Expect "status": "ok".
- Validate module inputs before apply:
hyops preflight --env dev --strict \
--module platform/onprem/rke2-cluster \
--inputs "$HYOPS_CORE_ROOT/modules/platform/onprem/rke2-cluster/examples/inputs.typical.yml"
Steps¶
- Apply (typical)
hyops apply --env dev \
--module platform/onprem/rke2-cluster \
--inputs "$HYOPS_CORE_ROOT/modules/platform/onprem/rke2-cluster/examples/inputs.typical.yml"

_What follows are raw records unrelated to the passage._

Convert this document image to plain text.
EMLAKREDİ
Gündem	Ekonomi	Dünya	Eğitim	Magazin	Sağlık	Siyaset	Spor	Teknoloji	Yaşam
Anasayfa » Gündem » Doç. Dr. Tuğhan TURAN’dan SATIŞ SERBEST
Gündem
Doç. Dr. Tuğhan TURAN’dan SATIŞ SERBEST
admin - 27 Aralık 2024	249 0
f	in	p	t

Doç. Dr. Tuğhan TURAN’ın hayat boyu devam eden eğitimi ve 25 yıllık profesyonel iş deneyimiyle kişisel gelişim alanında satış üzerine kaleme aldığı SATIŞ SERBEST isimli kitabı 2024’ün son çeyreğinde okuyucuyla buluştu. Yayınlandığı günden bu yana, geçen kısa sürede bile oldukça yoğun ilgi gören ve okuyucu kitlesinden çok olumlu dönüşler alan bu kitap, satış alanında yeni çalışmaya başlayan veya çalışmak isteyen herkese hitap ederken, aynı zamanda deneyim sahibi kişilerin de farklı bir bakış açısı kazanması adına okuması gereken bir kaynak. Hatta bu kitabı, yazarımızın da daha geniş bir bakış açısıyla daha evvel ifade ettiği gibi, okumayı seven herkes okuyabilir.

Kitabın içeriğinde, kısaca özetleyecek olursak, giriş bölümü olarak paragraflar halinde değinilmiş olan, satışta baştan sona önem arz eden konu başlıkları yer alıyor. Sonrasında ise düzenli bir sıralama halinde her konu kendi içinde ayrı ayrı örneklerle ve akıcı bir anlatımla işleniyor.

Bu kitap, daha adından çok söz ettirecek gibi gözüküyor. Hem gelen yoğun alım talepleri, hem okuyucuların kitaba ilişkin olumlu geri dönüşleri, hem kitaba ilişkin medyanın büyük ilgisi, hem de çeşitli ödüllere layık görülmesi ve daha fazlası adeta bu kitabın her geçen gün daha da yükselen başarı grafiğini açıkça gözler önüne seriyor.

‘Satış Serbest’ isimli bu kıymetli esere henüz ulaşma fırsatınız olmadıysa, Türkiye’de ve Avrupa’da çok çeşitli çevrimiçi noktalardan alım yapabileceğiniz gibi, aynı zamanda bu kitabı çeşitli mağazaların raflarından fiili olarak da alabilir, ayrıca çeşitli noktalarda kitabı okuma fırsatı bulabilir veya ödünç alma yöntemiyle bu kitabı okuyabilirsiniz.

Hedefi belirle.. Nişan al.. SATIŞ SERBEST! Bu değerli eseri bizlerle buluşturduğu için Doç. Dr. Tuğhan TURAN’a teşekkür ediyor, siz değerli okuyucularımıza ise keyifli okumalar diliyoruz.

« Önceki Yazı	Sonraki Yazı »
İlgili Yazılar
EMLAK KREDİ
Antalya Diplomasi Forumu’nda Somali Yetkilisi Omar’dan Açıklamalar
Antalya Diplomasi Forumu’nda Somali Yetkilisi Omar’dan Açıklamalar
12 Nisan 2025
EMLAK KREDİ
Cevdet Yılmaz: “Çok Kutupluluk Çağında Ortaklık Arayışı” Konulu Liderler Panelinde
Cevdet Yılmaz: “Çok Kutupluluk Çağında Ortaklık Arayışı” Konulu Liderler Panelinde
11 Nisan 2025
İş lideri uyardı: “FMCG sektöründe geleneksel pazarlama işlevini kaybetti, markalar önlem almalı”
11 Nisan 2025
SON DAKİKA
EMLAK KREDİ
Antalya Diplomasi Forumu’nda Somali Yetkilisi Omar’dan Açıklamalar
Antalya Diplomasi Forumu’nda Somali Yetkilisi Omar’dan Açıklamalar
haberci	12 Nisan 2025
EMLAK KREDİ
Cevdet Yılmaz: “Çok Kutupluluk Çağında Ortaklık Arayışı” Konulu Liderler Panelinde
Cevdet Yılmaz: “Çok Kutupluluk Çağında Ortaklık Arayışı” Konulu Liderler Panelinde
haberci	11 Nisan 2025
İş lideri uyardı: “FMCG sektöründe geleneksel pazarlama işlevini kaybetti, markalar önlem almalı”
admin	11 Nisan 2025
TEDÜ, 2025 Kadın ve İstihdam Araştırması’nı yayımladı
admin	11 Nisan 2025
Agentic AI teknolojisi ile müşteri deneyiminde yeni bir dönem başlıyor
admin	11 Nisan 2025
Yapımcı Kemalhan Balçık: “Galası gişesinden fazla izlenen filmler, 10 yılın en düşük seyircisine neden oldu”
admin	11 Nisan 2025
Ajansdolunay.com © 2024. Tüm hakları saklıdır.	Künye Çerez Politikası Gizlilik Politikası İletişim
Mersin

- Verify module state and kubeconfig path
cat "$HOME/.hybridops/envs/dev/state/modules/platform__onprem__rke2-cluster/latest.json"
Expect:
"status": "ok"outputs.cap.k8s.rke2 = "ready"-
outputs.kubeconfig_pathexists -
Verify cluster nodes
KUBECONFIG="$HOME/.hybridops/envs/dev/state/kubeconfigs/rke2.yaml" kubectl get nodes -o wide
- Destroy (cleanup)
hyops destroy --env dev \
--module platform/onprem/rke2-cluster \
--inputs "$HYOPS_CORE_ROOT/modules/platform/onprem/rke2-cluster/examples/inputs.typical.yml"
Verification¶
Success indicators:
- Apply exits
0and writes module state to: $HOME/.hybridops/envs/<env>/state/modules/platform__onprem__rke2-cluster/latest.json- Evidence path is printed during run under:
$HOME/.hybridops/envs/<env>/logs/module/platform__onprem__rke2-cluster/<run_id>/- Driver log file exists:
ansible.log
Troubleshooting¶
- Connectivity failures (
cannot reach ...:22): - Ensure workstation has L3 reachability or configure bastion settings (
ssh_proxy_jump_*). - Inventory state not ready (
status=destroyedor missing): - Re-apply
platform/onprem/platform-vmfirst. - Long-running phases:
- Follow printed
progress: logs=...path. - Optional:
export HYOPS_PROGRESS_INTERVAL_S=30 - First converge is usually slower after destroy/rebuild because each node pulls RKE2 runtime/control-plane images and waits for CNI readiness.
- This is normal when nodes have cold image caches.
- If convergence is consistently too slow, increase VM sizing (recommended baseline: control-plane
4 vCPU / 8 GiB, worker2 vCPU / 4 GiB) and verify registry egress/DNS latency.